Depuis des mois, l'agence de renseignement sud-coréenne (National Intelligence Service, NIS) est dans la tourmente : alors que des preuves ont été apportées de sa collusion avec les conservateurs dans l'élection présidentielle de décembre 2012, remportée par la principale candidate de droite, Mme Park Geun-hye, ses responsables refusent de se soumettre au contrôle démocratique du Parlement dans le cadre d'une commissions d'enquête et bloquent toute réforme interne qui feraient entrer les services de renseignement, héritiers du régime militaire, dans le droit commun des démocraties parlementaires. Pour détourner l'indignation de l'opinion publique, nationale et internationale, le NIS fait ce que pratique tout service de renseignement dans la tourmente : ils grossissent la supposée menace extérieure (en l'espèce, venant de la République populaire démocratique de Corée, RPDC, Corée du Nord) en montant d'autres affaires pour faire diversion. La première tentative – rendre publique des échanges intercoréens en amont du sommet Nord-Sud de 2007 – a tourné court : d'une part, divulguer sans autorisation gouvernementale des documents confidentiels est une faute lourde ; d'autre part, faire croire que le Président démocrate Roh Moo-hyun, aujourd'hui décédé, aurait remis en cause la ligne de démarcation Nord (Northern Limitary Line, NLL) dans ses échanges avec la RPDC est apparu comme une manœuvre grossière visant, encore et toujours, à salir la réputation du Parti démocrate, principal parti d'opposition. Mais si la transparence était la préoccupation majeure du NIS, comme il l'a prétexté pour couvrir ses propres turpitudes, qu'il dise la vérité sur le dramatique naufrage du Cheonan ! Pris de court, paniqués, les dirigeants du NIS – avec la complicité et l'appui certainement d'une partie de l'appareil d'Etat aux mains des conservateurs – ont allumé deux autres contre-feux : une campagne de dénigrement de la RPD de Corée ciblant le dirigeant Kim Jong-un, et une attaque en règle contre des membres du Parti progressiste unifié (PPU), dont le député Lee Seok-ki (photo en haut à droite), accusés sans preuves de complot contre l'Etat.
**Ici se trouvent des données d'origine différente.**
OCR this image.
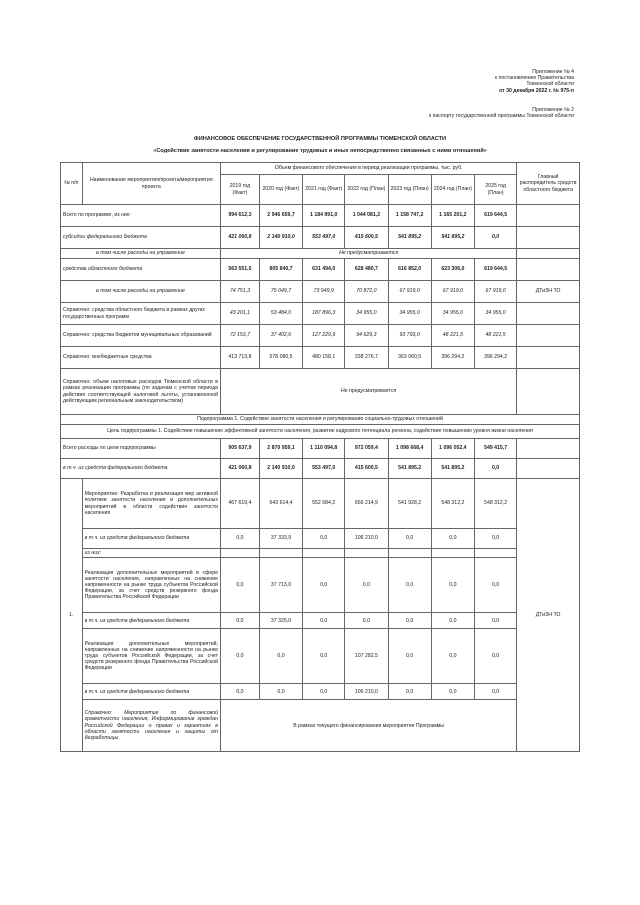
Приложение № 4
к постановлению Правительства
Тюменской области
от 30 декабря 2022 г. № 975-п
Приложение № 2
к паспорту государственной программы Тюменской области
ФИНАНСОВОЕ ОБЕСПЕЧЕНИЕ ГОСУДАРСТВЕННОЙ ПРОГРАММЫ ТЮМЕНСКОЙ ОБЛАСТИ
«Содействие занятости населения и регулирование трудовых и иных непосредственно связанных с ними отношений»
№ п/п	Наименование мероприятия/проекта/мероприятия проекта	Объем финансового обеспечения в период реализации программы, тыс. руб.							Главный распорядитель средств областного бюджета
		2019 год (Факт)	2020 год (Факт)	2021 год (Факт)	2022 год (План)	2023 год (План)	2024 год (План)	2025 год (План)	
Всего по программе, из них:		994 612,3	2 946 659,7	1 184 991,0	1 044 081,2	1 158 747,2	1 165 201,2	619 644,5	
субсидии федерального бюджета		421 060,8	2 140 910,0	553 497,0	415 600,5	541 895,2	541 895,2	0,0	
в том числе расходы на управление		Не предусматривается							
средства областного бюджета		563 551,5	805 840,7	631 494,0	628 480,7	616 852,0	623 306,0	619 644,5	
в том числе расходы на управление		74 751,3	75 049,7	73 949,9	70 872,0	67 919,0	67 919,0	67 919,0	ДТиЗН ТО
Справочно: средства областного бюджета в рамках других государственных программ		43 201,1	53 484,0	187 896,3	34 955,0	34 955,0	34 955,0	34 955,0	
Справочно: средства бюджетов муниципальных образований		72 153,7	37 402,6	127 229,9	94 629,3	93 793,0	48 221,5	48 221,5	
Справочно: внебюджетные средства		413 713,8	578 080,5	480 158,1	338 276,7	363 060,5	396 294,2	396 294,2	
Справочно: объем налоговых расходов Тюменской области в рамках реализации программы (по задачам с учетом периода действия соответствующей налоговой льготы, установленной действующим региональным законодательством)		Не предусматривается							
Подпрограмма 1. Содействие занятости населения и регулирование социально-трудовых отношений									
Цель подпрограммы 1. Содействие повышению эффективной занятости населения, развитие кадрового потенциала региона, содействие повышению уровня жизни населения									
Всего расходы по цели подпрограммы		905 637,9	2 870 959,1	1 110 094,8	972 059,4	1 098 668,4	1 096 052,4	549 415,7	
в т.ч. из средств федерального бюджета		421 060,8	2 140 910,0	553 497,0	415 600,5	541 895,2	541 895,2	0,0	
1.	Мероприятие: Разработка и реализация мер активной политики занятости населения и дополнительных мероприятий в области содействия занятости населения	467 619,4	643 614,4	552 684,2	656 214,9	541 928,2	548 312,2	548 312,2	ДТиЗН ТО
	в т.ч. из средств федерального бюджета	0,0	37 333,9	0,0	106 210,0	0,0	0,0	0,0	
	из них:								
	Реализация дополнительных мероприятий в сфере занятости населения, направленных на снижение напряженности на рынке труда субъектов Российской Федерации, за счет средств резервного фонда Правительства Российской Федерации	0,0	37 713,0	0,0	0,0	0,0	0,0	0,0	
	в т.ч. из средств федерального бюджета	0,0	37 325,0	0,0	0,0	0,0	0,0	0,0	
	Реализация дополнительных мероприятий, направленных на снижение напряженности на рынке труда субъектов Российской Федерации, за счет средств резервного фонда Правительства Российской Федерации	0,0	0,0	0,0	107 282,5	0,0	0,0	0,0	
	в т.ч. из средств федерального бюджета	0,0	0,0	0,0	106 210,0	0,0	0,0	0,0	
	Справочно: Мероприятие по финансовой грамотности населения, Информирование граждан Российской Федерации о правах и гарантиях в области занятости населения и защиты от безработицы	В рамках текущего финансирования мероприятия Программы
La première manœuvre de diversion du NIS est, à ce jour, la seule à avoir retenu l'attention des médias occidentaux, sans doute en partie grâce aux relais dans la presse des agents du NIS agissant sous couverture diplomatique et aux vieilles amitiés entretenues par la CIA, parrain et allié inconditionnel du NIS.
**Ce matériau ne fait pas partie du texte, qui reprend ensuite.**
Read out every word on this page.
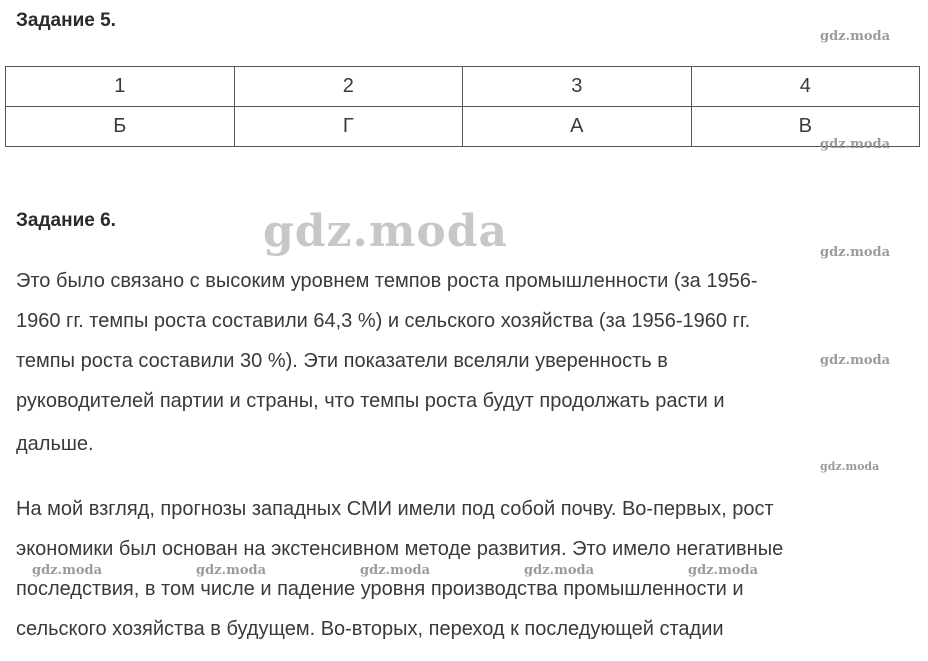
Задание 5.
gdz.moda
1	2	3	4
Б	Г	А	В
gdz.moda
Задание 6.	gdz.moda	gdz.moda
Это было связано с высоким уровнем темпов роста промышленности (за 1956-
1960 гг. темпы роста составили 64,3 %) и сельского хозяйства (за 1956-1960 гг.
темпы роста составили 30 %). Эти показатели вселяли уверенность в
руководителей партии и страны, что темпы роста будут продолжать расти и
дальше.
gdz.moda
gdz.moda
На мой взгляд, прогнозы западных СМИ имели под собой почву. Во-первых, рост
экономики был основан на экстенсивном методе развития. Это имело негативные
последствия, в том числе и падение уровня производства промышленности и
сельского хозяйства в будущем. Во-вторых, переход к последующей стадии
gdz.moda	gdz.moda	gdz.moda	gdz.moda	gdz.moda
Les ingrédients traditionnels ont été réunis. Tout d'abord, le quotidien pour répandre la désinformation, le Chosun Ilbo, est non seulement le plus conservateur de tous les journaux nationaux sud-coréens, il est aussi le relais habituel du NIS : quand ses directeurs veulent s'exprimer publiquement, c'est d'abord le Chosun Ilbo qu'ils choisissent, comme encore récemment à l'occasion du scandale créé par la divulgation des entretiens intercoréens de 2007 pour tenter de discréditer le Président Roh Moo-hyun.
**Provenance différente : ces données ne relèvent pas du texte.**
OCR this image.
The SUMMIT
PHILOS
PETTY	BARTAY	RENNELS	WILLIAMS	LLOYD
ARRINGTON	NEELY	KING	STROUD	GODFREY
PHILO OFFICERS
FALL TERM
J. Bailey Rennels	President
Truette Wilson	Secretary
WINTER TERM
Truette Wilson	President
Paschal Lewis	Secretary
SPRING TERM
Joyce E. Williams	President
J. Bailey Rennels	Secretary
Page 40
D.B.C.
Les affaires de mœurs au cœur du processus de désinformation mené par le NIS ne méritent pas qu'elles soient détaillées, ayant vocation à finir dans les poubelles de l'actualité. Ce qui importe surtout pour le NIS est qu'elles visent à compromettre le maréchal Kim Jong-un, au moment opportun d'un nouveau rapprochement intercoréen qui suscite, comme toujours en pareilles occasions, un raidissement du NIS soucieux d'entraver le dialogue intercoréen. Comme le premier coup d'essai du NIS, voulant faire croire à une prostitution à grande échelle en RPDC, a plutôt figuré dans la rubrique « insolite » ou « faits divers » des médias occidentaux, le NIS a répliqué en sortant la grosse artillerie : des pelotons d'exécution et des morts, dont prétendument une ancienne conquête du dirigeant... Pour la crédibilité du NIS, espérons que cette fois-ci les morts annoncés ne vont pas ressusciter, comme cela arrive malheureusement trop souvent pour eux. Kim Kye-gwan, un des principaux négociateurs avec les Etats-Unis, n'avait-il pas été donné en 2009 comme exécuté par le NIS et ses journaux aux ordres, avant de réapparaître pour accueillir l'ancien Président Carter à l'été 2009 ? Cette fois, toujours selon le NIS – pardon, le Chosun Ilbo – l'Orchestre Unhasu – celui-là même qui joue dans les grandes cérémonies et s'est produit en France en mars 2012, au cœur du scandale supposé, aurait été dispersé. Mais cette fois-ci, l'emploi du conditionnel permet de parer à toute éventualité, si quelque journaliste un peu attentif faisait observer, à l'avenir, que l'Orchestre Unhasu joue toujours et que ses musiciens vedettes sont encore en têtes d'affiche...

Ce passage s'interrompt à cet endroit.